Paul Komarek is the author of Defying Mental Illness: Finding Recovery with Community Resources and Family Support, which focuses on strategies that support mental illness recovery. He’s a consultant and adjunct faculty member at Cincinnati State Technical and Community College. He told The Grindstone:
“My bout with bipolar disorder wrecked my legal career. Putting things back together meant assessing my strengths, learning to work within my capacity, and accepting that I am less productive at times. I do what I must, and attend scheduled meetings no matter what my mood. But I don’t live a regimented life. I use my less productive time to attend to errands and household chores. When I’m really productive I work in two-hour chunks so I don’t get carried away. I make sure I take time to talk with people. If I have to kick start my attention, I change the scene, using my laptop or tablet instead of my PC, or visiting the library.”
Another major issue with BD is the medication needed to treat it. During those manic periods, creativity can be very high, making these people ideal for some jobs. Some of the innovative and creative minds in history had (or have) BD including Beethoven, Ted Turner, Theodore Roosevelt, Congress woman Lynne Rivers, Winston Churchill, Tim Burton and Francis Ford Coppola. But drug treatment often vanquishes the creativity in the patient. The illness can be treated with mood stabilizing drugs, such as lithium; Depakote, a product of Abbott Laboratories; Zyprexa, a product of Eli Lilly; or Lamictal, a product of GlaxoSmithKline.
The attorney from above told The Grindstone:
“The medication helps with the mood, but it also makes my mind sluggish. My mind is not as sharp as it should be which can be a disaster when arguing in front of the court. By sharpness I mean the ability to remember details. It’s the classic “on the tip of my tongue” syndrome. To compensate, I try to write down every argument I think the opposing party will present. Inevitably, I miss some. So my solution to that problem is to do less court appearances and take less of the medication.”

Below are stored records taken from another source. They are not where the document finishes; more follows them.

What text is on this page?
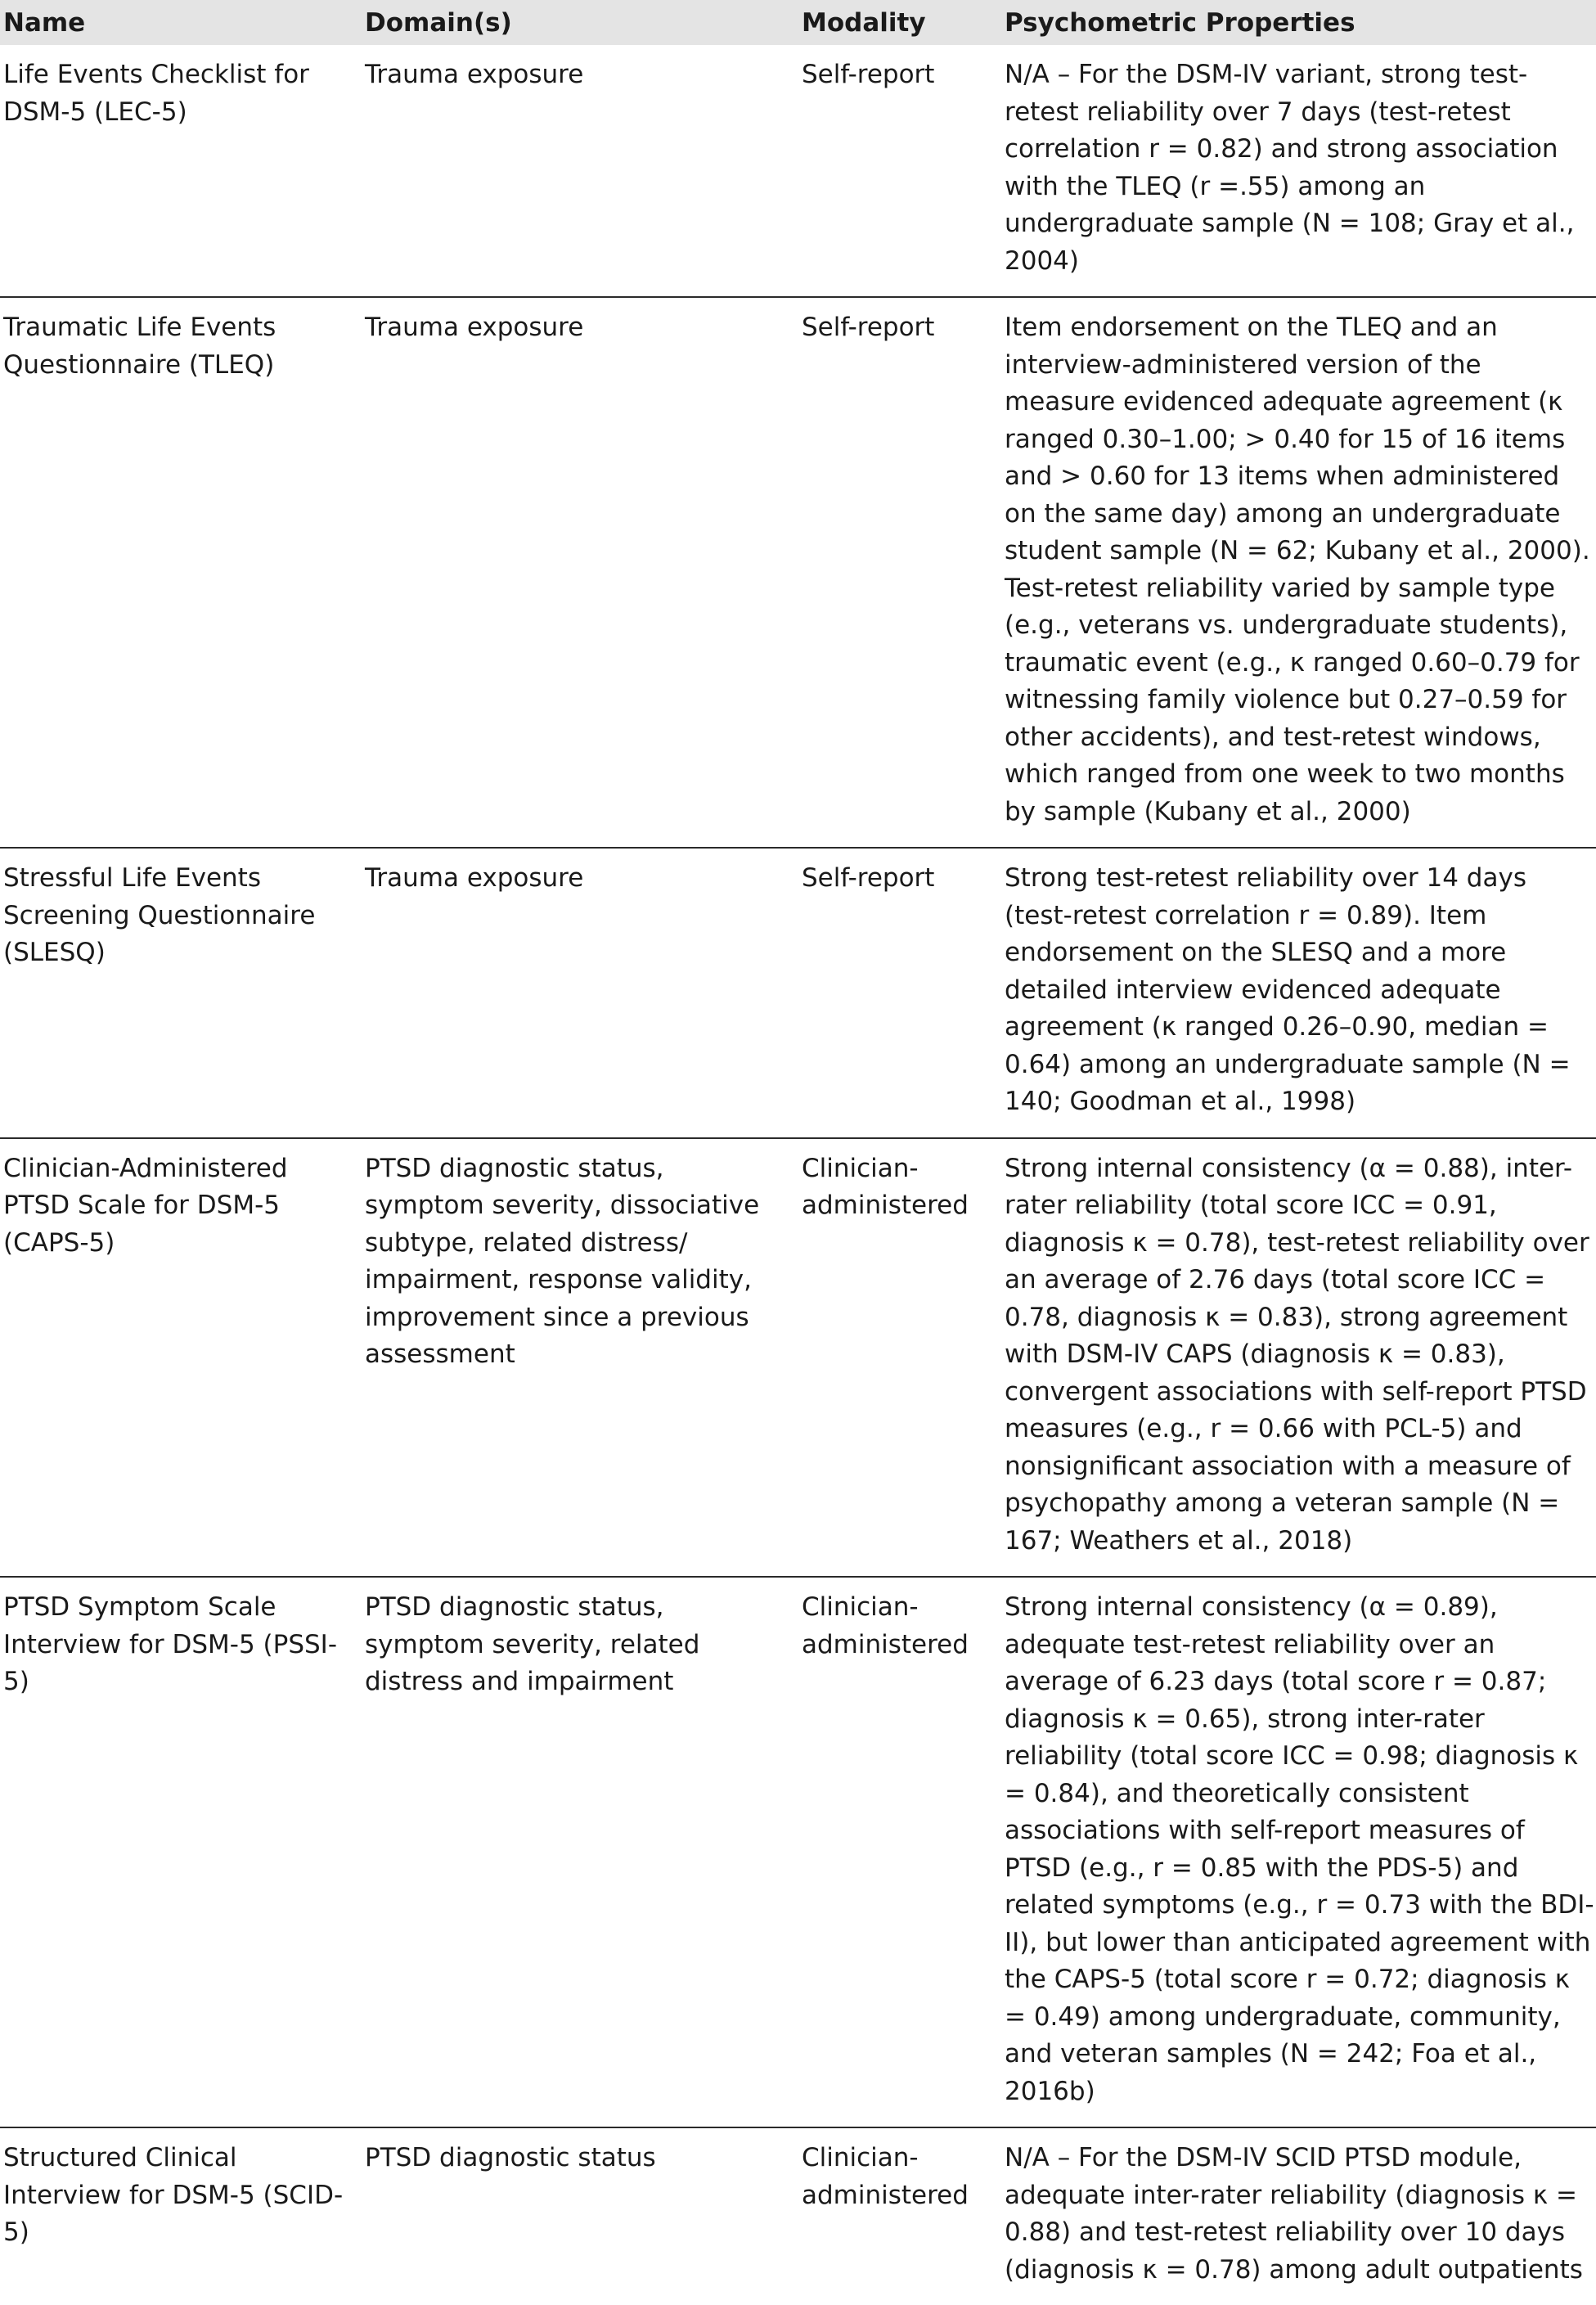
Name	Domain(s)	Modality	Psychometric Properties
Life Events Checklist for DSM-5 (LEC-5)	Trauma exposure	Self-report	N/A – For the DSM-IV variant, strong test-retest reliability over 7 days (test-retest correlation r = 0.82) and strong association with the TLEQ (r =.55) among an undergraduate sample (N = 108; Gray et al., 2004)
Traumatic Life Events Questionnaire (TLEQ)	Trauma exposure	Self-report	Item endorsement on the TLEQ and an interview-administered version of the measure evidenced adequate agreement (κ ranged 0.30–1.00; > 0.40 for 15 of 16 items and > 0.60 for 13 items when administered on the same day) among an undergraduate student sample (N = 62; Kubany et al., 2000). Test-retest reliability varied by sample type (e.g., veterans vs. undergraduate students), traumatic event (e.g., κ ranged 0.60–0.79 for witnessing family violence but 0.27–0.59 for other accidents), and test-retest windows, which ranged from one week to two months by sample (Kubany et al., 2000)
Stressful Life Events Screening Questionnaire (SLESQ)	Trauma exposure	Self-report	Strong test-retest reliability over 14 days (test-retest correlation r = 0.89). Item endorsement on the SLESQ and a more detailed interview evidenced adequate agreement (κ ranged 0.26–0.90, median = 0.64) among an undergraduate sample (N = 140; Goodman et al., 1998)
Clinician-Administered PTSD Scale for DSM-5 (CAPS-5)	PTSD diagnostic status, symptom severity, dissociative subtype, related distress/ impairment, response validity, improvement since a previous assessment	Clinician-administered	Strong internal consistency (α = 0.88), inter-rater reliability (total score ICC = 0.91, diagnosis κ = 0.78), test-retest reliability over an average of 2.76 days (total score ICC = 0.78, diagnosis κ = 0.83), strong agreement with DSM-IV CAPS (diagnosis κ = 0.83), convergent associations with self-report PTSD measures (e.g., r = 0.66 with PCL-5) and nonsignificant association with a measure of psychopathy among a veteran sample (N = 167; Weathers et al., 2018)
PTSD Symptom Scale Interview for DSM-5 (PSSI-5)	PTSD diagnostic status, symptom severity, related distress and impairment	Clinician-administered	Strong internal consistency (α = 0.89), adequate test-retest reliability over an average of 6.23 days (total score r = 0.87; diagnosis κ = 0.65), strong inter-rater reliability (total score ICC = 0.98; diagnosis κ = 0.84), and theoretically consistent associations with self-report measures of PTSD (e.g., r = 0.85 with the PDS-5) and related symptoms (e.g., r = 0.73 with the BDI-II), but lower than anticipated agreement with the CAPS-5 (total score r = 0.72; diagnosis κ = 0.49) among undergraduate, community, and veteran samples (N = 242; Foa et al., 2016b)
Structured Clinical Interview for DSM-5 (SCID-5)	PTSD diagnostic status	Clinician-administered	N/A – For the DSM-IV SCID PTSD module, adequate inter-rater reliability (diagnosis κ = 0.88) and test-retest reliability over 10 days (diagnosis κ = 0.78) among adult outpatients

But for some people with BD, work can be the best thing. “Work keeps you on a consistent schedule–when you go to sleep, when you get up,” said David J. Miklowitz, a professor of psychology at the University of Colorado-Boulder and author of The Bipolar Disorder Survival Guide: What You and Your Family Need To Know. “People who work are less likely to use alcohol or drugs that make a bipolar condition worse.” Structure provides predictability. It also reduces stimulation and promotes organization and stability. Miklowitz said people with BD usually approach their disorder in regards to their professional life in four ways:
–Tell everyone at work about the condition, including the boss and co-workers.
–Tell one or more trusted co-workers who don’t hold positions of authority.
–Don’t tell anyone, but admit to having bipolar disorder on work-sponsored health insurance claims, opening the possibility that the employer may find out.
–Don’t tell anyone at work, and don’t use employer-provided health insurance to cover the costs of treatment for the condition.
“The advantage of telling your boss is that you can ask for reasonable accommodations at the office,” Miklowitz says. “If you have a tough time in the morning, you might be able to arrange to start later in the day. Some people don’t do well in dark offices and work better in a well-lit room or near a window. Others find it better to take several short breaks rather than one long break. If there is some reasonable accommodation the employer can make, it makes sense to disclose.”